Security Controls Enabled, Autoconfigured

Previously, any Kubernetes security mechanisms for vcluster workloads had to be created manually by the cluster administrators. Now, with vcluster’s isolated mode, a variety of Kubernetes security controls will be enabled and auto-configured without manual configuration. These include:

  • Pod security standards (admission control policies)
  • Resource quotas and limit ranges
  • Network policies

Loft Labs sees this as a default best practices ruleset for virtual clusters. As Lukas Gentele, Loft Labs’ co-founder and CEO, said, “Before, admins had to add security constraints for virtual clusters themselves which added complexity and required ongoing maintenance. Now, with isolated mode, we as project maintainers provide a default set of security measures that we recommend as best practice for isolating virtual clusters.”

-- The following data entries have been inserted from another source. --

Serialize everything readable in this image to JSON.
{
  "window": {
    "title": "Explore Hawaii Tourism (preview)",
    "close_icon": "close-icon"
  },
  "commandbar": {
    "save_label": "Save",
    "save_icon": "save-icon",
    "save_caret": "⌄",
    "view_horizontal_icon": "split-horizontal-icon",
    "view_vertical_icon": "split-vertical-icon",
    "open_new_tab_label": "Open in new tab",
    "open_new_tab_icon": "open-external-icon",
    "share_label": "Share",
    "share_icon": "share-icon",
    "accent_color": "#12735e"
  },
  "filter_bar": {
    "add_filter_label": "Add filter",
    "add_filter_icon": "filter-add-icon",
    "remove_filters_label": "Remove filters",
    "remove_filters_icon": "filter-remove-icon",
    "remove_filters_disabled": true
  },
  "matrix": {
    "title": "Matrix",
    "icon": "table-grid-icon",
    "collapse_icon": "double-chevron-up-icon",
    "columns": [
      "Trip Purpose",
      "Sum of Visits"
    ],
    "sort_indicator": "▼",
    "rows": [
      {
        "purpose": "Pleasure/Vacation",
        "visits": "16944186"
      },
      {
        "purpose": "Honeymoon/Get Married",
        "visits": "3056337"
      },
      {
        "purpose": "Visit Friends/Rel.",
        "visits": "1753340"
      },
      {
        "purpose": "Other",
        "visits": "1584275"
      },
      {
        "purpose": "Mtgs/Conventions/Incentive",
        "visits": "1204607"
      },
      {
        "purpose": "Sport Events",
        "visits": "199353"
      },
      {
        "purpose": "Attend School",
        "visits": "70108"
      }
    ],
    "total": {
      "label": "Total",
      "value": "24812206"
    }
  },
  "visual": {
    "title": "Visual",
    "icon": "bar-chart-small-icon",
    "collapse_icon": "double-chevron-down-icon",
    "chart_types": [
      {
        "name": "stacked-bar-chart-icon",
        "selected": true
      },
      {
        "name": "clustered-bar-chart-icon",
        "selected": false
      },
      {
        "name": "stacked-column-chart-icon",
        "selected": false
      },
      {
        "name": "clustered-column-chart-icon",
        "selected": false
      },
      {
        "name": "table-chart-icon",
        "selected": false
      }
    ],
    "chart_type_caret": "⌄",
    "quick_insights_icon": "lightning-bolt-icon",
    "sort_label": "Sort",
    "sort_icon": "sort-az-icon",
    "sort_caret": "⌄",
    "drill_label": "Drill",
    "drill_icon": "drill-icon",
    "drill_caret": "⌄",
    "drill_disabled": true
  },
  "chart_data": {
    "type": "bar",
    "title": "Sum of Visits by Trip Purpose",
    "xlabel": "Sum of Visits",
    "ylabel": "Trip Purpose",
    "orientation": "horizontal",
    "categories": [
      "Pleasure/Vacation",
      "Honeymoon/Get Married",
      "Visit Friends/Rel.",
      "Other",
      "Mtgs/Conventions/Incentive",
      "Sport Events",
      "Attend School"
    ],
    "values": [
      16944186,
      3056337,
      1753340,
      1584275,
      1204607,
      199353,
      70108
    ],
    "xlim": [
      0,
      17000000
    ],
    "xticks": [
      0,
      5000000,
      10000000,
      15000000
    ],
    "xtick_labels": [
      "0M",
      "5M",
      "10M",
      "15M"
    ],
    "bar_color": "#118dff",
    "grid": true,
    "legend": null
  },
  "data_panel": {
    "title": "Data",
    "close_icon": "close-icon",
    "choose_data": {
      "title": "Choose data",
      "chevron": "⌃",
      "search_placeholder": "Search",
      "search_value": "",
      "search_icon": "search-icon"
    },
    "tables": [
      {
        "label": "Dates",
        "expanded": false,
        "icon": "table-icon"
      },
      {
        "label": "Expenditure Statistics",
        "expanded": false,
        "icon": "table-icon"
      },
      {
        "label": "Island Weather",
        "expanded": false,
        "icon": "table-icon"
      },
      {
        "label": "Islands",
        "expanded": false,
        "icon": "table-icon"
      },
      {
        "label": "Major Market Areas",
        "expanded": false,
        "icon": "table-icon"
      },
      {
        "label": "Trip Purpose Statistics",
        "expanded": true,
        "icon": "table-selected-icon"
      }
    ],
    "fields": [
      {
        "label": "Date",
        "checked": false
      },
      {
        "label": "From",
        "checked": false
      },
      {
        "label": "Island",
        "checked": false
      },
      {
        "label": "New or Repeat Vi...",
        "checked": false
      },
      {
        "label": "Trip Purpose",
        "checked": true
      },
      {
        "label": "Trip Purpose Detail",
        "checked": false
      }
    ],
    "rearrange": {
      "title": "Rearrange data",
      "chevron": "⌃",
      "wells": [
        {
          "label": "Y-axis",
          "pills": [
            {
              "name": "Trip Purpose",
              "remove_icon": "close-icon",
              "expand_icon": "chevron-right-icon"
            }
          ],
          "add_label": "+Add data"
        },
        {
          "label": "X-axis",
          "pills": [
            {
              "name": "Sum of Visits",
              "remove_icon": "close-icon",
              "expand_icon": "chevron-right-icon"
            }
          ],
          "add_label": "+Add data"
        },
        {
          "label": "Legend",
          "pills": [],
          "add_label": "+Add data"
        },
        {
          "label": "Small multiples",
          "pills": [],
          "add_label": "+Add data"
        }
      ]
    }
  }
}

While Isolated mode enforces baseline workload isolation policies if you need more security, you can get it. Gentele continued, “Of course, admins can tweak isolation constraints to their use cases and to their organization’s security policies but we make it easier for them to kick the tires with vcluster while enforcing stricter security boundaries by default and right from the start.”

Kubernetes Multitenancy

Vcluster has other advantages in addressing Kubernetes multitenancy issues. These include:

  • Better isolation than simple namespace-based multitenancy;
  • Reduced cloud computing cost because virtual clusters are much more lightweight and resource-efficient than spinning up separate single-tenant clusters;
  • Logical separation and encapsulation of application workloads from the underlying cluster’s shared infrastructure workloads (such as shared ingress controller or network plug-ins).

At the same time, virtual cluster users can expect that their virtual cluster behaves just like any regular Kubernetes cluster since vcluster is now a certified Kubernetes distribution. In other words, it passed all of the Cloud Native Computing Foundation (CNCF) Kubernetes conformance tests.

Tougeron sees a lot of potential in vcluster for CI/CD and canary or blue/green deployments. So do I. Cloud native developers should take a long hard look at vcluster. It may be a critical part of the secure development Kubernetes environment you’ve been looking for.